The heavily siloed computing model that pervades Wall Street today is not transitioning to "SOA goodness" any time soon for one key reason: lack of service quality, said Hugh Grant, director of global IT research and development at Credit Suisse, at the Web Services/SOA on Wall Street show in New York City today. Funding, security, risk and compliance are additional hurdles to large-scale SOA adoption at investment firms, he said.

The difficulty of establishing service level agreements for SOA is a huge concern, Grant said. "SLAs are MIA today – we tend to look at topologies and interfaces instead," he said. "We need to know the SLAs of web service components before firing them off to users. The top-end mashup client expects four-nines availability. It's imperative that we identify mismatched or missing SLAs before going into production." And service quality must be maintained throughout the lifecycle of a services-oriented application, he said. For instance, "What if more users want to access a service than expected?

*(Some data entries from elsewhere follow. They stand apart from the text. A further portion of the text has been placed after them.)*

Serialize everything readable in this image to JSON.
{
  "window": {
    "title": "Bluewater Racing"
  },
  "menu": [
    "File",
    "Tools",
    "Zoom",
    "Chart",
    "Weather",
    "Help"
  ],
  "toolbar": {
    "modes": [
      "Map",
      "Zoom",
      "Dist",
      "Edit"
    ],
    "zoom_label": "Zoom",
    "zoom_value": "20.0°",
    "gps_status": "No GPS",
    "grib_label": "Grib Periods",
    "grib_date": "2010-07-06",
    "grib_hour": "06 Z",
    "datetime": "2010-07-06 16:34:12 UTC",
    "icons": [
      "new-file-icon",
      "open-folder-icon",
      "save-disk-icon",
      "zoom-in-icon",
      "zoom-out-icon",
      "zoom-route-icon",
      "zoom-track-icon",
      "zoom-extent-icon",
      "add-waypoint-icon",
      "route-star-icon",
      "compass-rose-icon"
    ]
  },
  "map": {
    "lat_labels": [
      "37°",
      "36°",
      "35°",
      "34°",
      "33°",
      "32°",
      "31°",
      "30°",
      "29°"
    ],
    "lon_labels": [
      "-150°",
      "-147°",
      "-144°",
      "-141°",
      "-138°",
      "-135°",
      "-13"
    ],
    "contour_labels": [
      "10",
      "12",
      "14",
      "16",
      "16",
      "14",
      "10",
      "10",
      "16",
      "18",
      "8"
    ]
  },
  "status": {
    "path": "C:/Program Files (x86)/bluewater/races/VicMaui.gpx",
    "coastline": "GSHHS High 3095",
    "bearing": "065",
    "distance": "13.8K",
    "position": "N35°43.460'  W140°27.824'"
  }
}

Who decides who to bump or what to do about it?" Service-level agreements should be set up to monitor specific performance measures such as throughput, latency, availability and number of concurrent users. "This is not in place," Grant noted, pointing out that it's often hard to even identify the end-to-end flow of mashups and services-oriented applications.

The desire for SOA at Credit Suisse and its compatriots is strong, Grant said. "We want to allow mashups of services that exist in an abstract cloud," he noted. "Users are looking for more agile ways of making money. It's imperative for them to share information about customer opportunities; enterprise 1.0 won't support this."

However, the funding doesn't yet exist to replace large portions of infrastructure, Grant said. "Wall Street had big expectations for SOA, but with the downturn there's no mood for rip and replace," he said. So far, he sees services-oriented technology being adopted for small projects within business silos for such purposes as integration and business activity monitoring. "We're painting a web service veneer onto existing architecture," he said. "We're not getting the benefits of sharing opportunities between business units. The challenge is service-enabling bespoke applications and making them available across the firm."

Besides the lack of SLAs and funding, another hurdle to SOA on Wall Street is that sometimes senior managers don't quite understand the benefits of it, Grant said. "Only when we've made a strong business case will we see the funding and the organizational change needed," he said. He estimates it will be about five years before SOA takes a strong hold in the capital markets.